4.2.1 Get Radix Value (Deprecated)
In the previous versions or for the debug usage, we may need to get the input quantization value manually, which is the radix. Below is the API.
#[API]
ktc.get_radix(inputs)
Get the radix value from the given inputs.
Args:
- inputs (List): a list of numpy arrays which could be the inputs of the target model.
Raises:
* ValueError
: raise if the input values are out of range
4.3. FAQ
4.3.1. What if the E2E simulator results of floating-point and fixed-point lost too match accuracy?
Please try the following solutions:
- Try redoing the analysis with more image that are the expected input of the network.
- Double check if the cut final CPU nodes are added in post-process.
- Fine tuning the analysis with outlier and quantize mode.
If none of the above works, please search on forum https://www.kneron.com/forum/categories/ai-model-migration. You can also contact us through the forum if no match issue found. The technical support would reply directly to your post.
4.3.2. What if I get one of the following errors?
4.3.2.1. Invalid program input: undefined CPU op [OperatorA] of node [NodeNameA]
Causes:
This error is caused by an operator type which is not supported in the current current version of toolchain or in the specific hardware. The operator type name is shown in the 'OperatorA' position and the node name is shown in the place of 'NodeNameA'.
Solution:
Please consider replace the unsupported nodes with other nodes.
4.3.2.2. Command '['/workspace/libs/fpAnalyser/updater/run_updater', '-i', '/workspace/.tmp/updater/json']' died with
Causes:
This error can be caused by many differenct reasons. Here are the possible reasons:
- The most common ones are that the input image number is too large, the thread number is too large and the model is too large which causes the FP analyser killed by the system.
- The path in the configuration file is invalid. Thus, the updater failed to load it.
- The model is not acceptable by the updater.
Solution:
We may need to follow try the following solutions one by one to figure out the real reason of the failure. And then resolve the problem.
- Please try pass the model through IP Evaluator. The command is described in toolchain manual section 3.4. If it generate the report successfully without error message, then the model is acceptable by the toolchain and please try the next step. Otherwise, the IP evaluator tells you what the problem is with the model in the exception.

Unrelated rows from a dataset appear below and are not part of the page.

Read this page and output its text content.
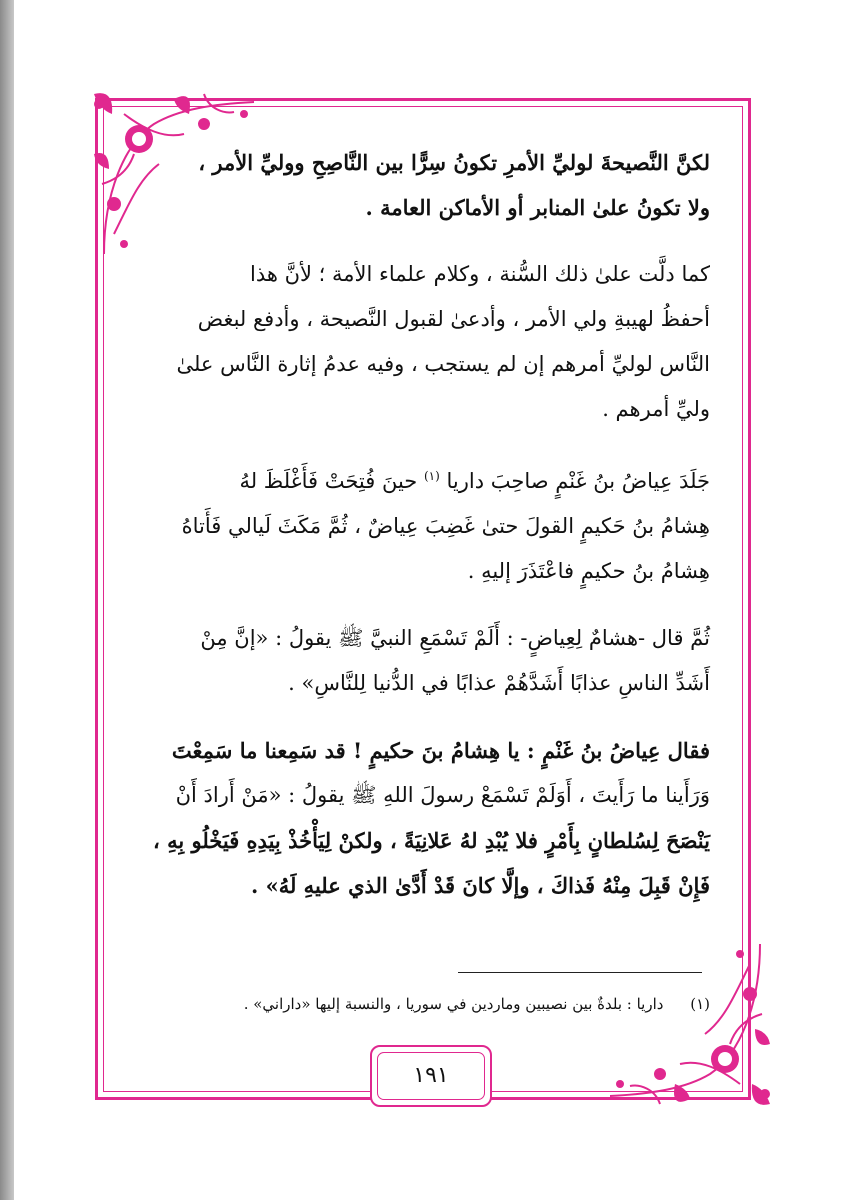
لكنَّ النَّصيحةَ لوليِّ الأمرِ تكونُ سِرًّا بين النَّاصِحِ ووليِّ الأمر ،
ولا تكونُ علىٰ المنابر أو الأماكن العامة .

كما دلَّت علىٰ ذلك السُّنة ، وكلام علماء الأمة ؛ لأنَّ هذا
أحفظُ لهيبةِ ولي الأمر ، وأدعىٰ لقبول النَّصيحة ، وأدفع لبغض
النَّاس لوليِّ أمرهم إن لم يستجب ، وفيه عدمُ إثارة النَّاس علىٰ
وليِّ أمرهم .

جَلَدَ عِياضُ بنُ غَنْمٍ صاحِبَ داريا $^{(١)}$ حينَ فُتِحَتْ فَأَغْلَظَ لهُ
هِشامُ بنُ حَكيمٍ القولَ حتىٰ غَضِبَ عِياضٌ ، ثُمَّ مَكَثَ لَيالي فَأَتاهُ
هِشامُ بنُ حكيمٍ فاعْتَذَرَ إليهِ .

ثُمَّ قال -هشامٌ لِعِياضٍ- : أَلَمْ تَسْمَعِ النبيَّ ﷺ يقولُ : «إنَّ مِنْ
أَشَدِّ الناسِ عذابًا أَشَدَّهُمْ عذابًا في الدُّنيا لِلنَّاسِ» .

فقال عِياضُ بنُ غَنْمٍ : يا هِشامُ بنَ حكيمٍ ! قد سَمِعنا ما سَمِعْتَ
وَرَأَينا ما رَأَيتَ ، أَوَلَمْ تَسْمَعْ رسولَ اللهِ ﷺ يقولُ : «مَنْ أَرادَ أَنْ
يَنْصَحَ لِسُلطانٍ بِأَمْرٍ فلا يُبْدِ لهُ عَلانِيَةً ، ولكنْ لِيَأْخُذْ بِيَدِهِ فَيَخْلُو بِهِ ،
فَإِنْ قَبِلَ مِنْهُ فَذاكَ ، وإلَّا كانَ قَدْ أَدَّىٰ الذي عليهِ لَهُ» .

(١) داريا : بلدةٌ بين نصيبين وماردين في سوريا ، والنسبة إليها «داراني» .
١٩١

- Please double check the path in your configuration file. One common mistake is using relative path instead of the absolute path. In the configuration, we strongly recommend you using the absolute path or full path to avoid the file not found issues.

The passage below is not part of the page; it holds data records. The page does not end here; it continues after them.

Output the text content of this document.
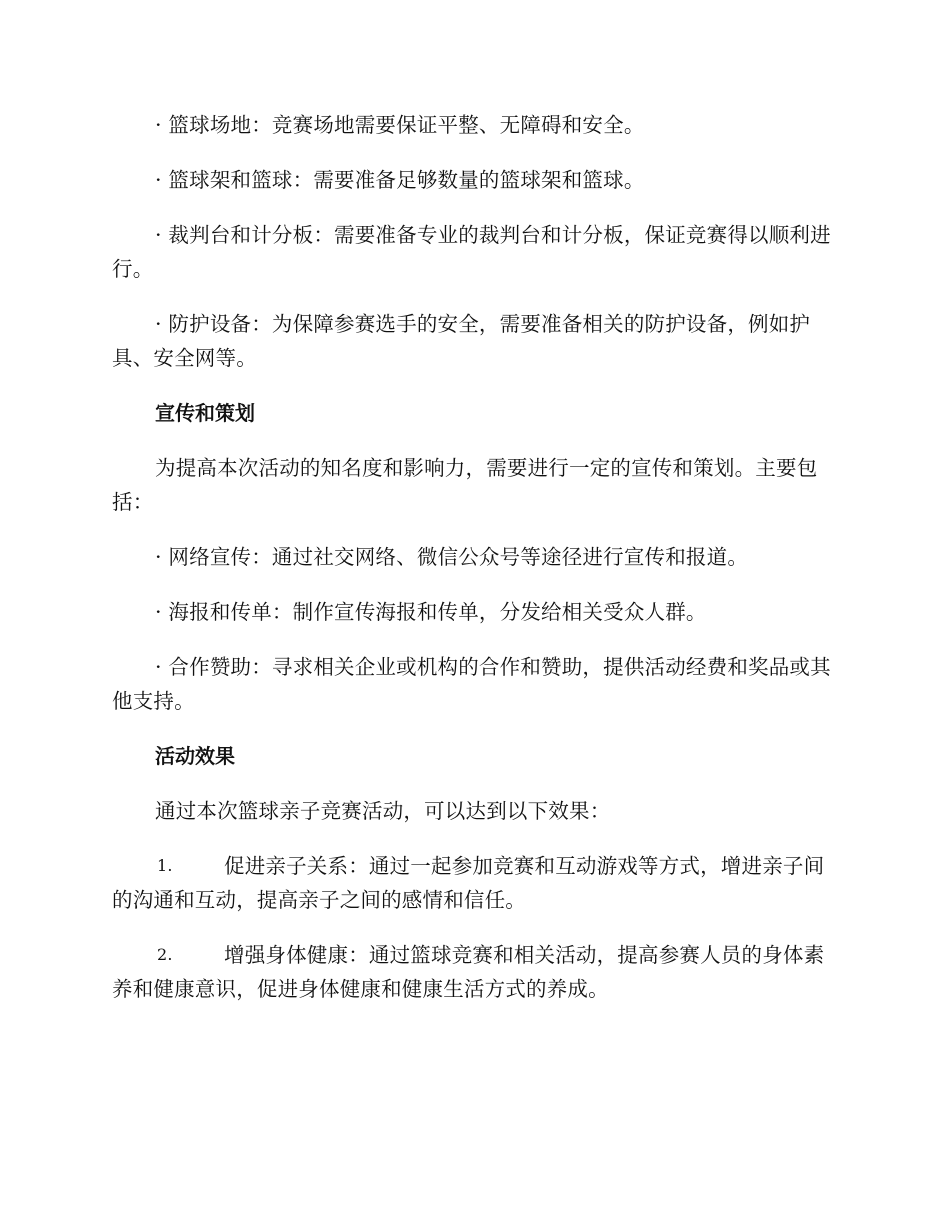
· 篮球场地：竞赛场地需要保证平整、无障碍和安全。

· 篮球架和篮球：需要准备足够数量的篮球架和篮球。

· 裁判台和计分板：需要准备专业的裁判台和计分板，保证竞赛得以顺利进行。

· 防护设备：为保障参赛选手的安全，需要准备相关的防护设备，例如护具、安全网等。

宣传和策划

为提高本次活动的知名度和影响力，需要进行一定的宣传和策划。主要包括：

· 网络宣传：通过社交网络、微信公众号等途径进行宣传和报道。

· 海报和传单：制作宣传海报和传单，分发给相关受众人群。

· 合作赞助：寻求相关企业或机构的合作和赞助，提供活动经费和奖品或其他支持。

活动效果

通过本次篮球亲子竞赛活动，可以达到以下效果：

1.	促进亲子关系：通过一起参加竞赛和互动游戏等方式，增进亲子间的沟通和互动，提高亲子之间的感情和信任。

2.	增强身体健康：通过篮球竞赛和相关活动，提高参赛人员的身体素养和健康意识，促进身体健康和健康生活方式的养成。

- Please try reduce the thread number and the input number.
- If it still doesn't work. Please consider submit your question on the forum: https://www.kneron.com/forum/.
4.3.2.3. Cannot find the corresponding input image folder of model input model_input_0
Causes:
To run model updater, one need to provide input images for each input. This error is raised because a specific model input do not has any input image folder configured. The input name is shown in the position of model_input_0
.
Solution:
Please double check your configuration file to see if there is any typo or the path is correct. And remember to provide absolute path.